Alors quelles solutions l’économie circulaire propose-t-elle ?
Bien sûr, de réduire drastiquement les produits à usage uniques ou éphémères, et pas seulement les emballages. Ils sont, par essence, le contraire de l’économie circulaire. Puis d’éco-concevoir les produits. Cela signifie garantir leur longévité, leur réparabilité et enfin recyclabilité.
Quelle place pour les plastiques demain ?
Il faut repenser nos usages des plastiques. Mettre à profit leurs propriétés, en particulier leur extrême résistance, de façon plus intelligente. Ils doivent donc n’être utilisés que dans des produits utilisés longtemps et, in fine, collectés de façon systématique pour recyclage. Les plastiques les plus toxiques pour l’environnement et ceux dont le recyclage n’est pas possible dès à présent doivent être abandonnés. Comme par exemple le cas des emballages en PS qui composent l’essentiel de nos pots de yaourts.
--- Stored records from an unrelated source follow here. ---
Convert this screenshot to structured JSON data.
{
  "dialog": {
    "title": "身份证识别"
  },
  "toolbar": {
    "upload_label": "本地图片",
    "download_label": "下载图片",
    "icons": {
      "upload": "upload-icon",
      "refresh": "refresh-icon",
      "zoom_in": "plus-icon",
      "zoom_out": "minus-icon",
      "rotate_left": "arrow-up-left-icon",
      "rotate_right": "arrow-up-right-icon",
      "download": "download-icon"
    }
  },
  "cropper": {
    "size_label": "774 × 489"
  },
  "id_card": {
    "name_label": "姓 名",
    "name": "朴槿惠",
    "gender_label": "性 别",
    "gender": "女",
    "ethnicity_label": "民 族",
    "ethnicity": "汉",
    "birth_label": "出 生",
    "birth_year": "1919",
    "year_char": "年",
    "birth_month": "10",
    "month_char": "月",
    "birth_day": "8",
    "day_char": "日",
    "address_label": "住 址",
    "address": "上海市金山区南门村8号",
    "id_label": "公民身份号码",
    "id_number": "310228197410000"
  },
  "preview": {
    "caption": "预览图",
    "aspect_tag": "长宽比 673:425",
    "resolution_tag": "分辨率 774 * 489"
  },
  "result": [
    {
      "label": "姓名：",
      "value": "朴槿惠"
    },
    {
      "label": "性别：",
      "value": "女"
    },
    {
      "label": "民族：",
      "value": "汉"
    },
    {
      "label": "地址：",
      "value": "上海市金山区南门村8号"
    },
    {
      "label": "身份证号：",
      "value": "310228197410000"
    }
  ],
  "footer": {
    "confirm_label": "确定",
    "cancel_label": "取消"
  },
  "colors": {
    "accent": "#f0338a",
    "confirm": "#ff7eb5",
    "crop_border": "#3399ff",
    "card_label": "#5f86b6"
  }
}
Sommes-nous sur la bonne trajectoire ?
Le concept d’économie circulaire est récemment apparu dans le débat public. Mais sa dimension systémique est trop souvent ignorée, l’économie circulaire est trop souvent réduite au seul recyclage. Or, le recyclage n’est qu’une infime partie de l’économie circulaire. Réduction, réusage doivent enfin prendre leur place dans nos projets de société et toujours … dans le respect du vivant.
Pourquoi le recyclage ne suffit pas ?
Triez, recyclez ! Derrière l’injonction adressée au citoyen-consommateur, se cache l’illusion d’un modèle basé sur la croissance continue de consommation de ressources. Mais un modèle basé exclusivement sur l’amélioration du recyclage présente de nombreux défauts dont l’un et non des moindres est d’être irréaliste.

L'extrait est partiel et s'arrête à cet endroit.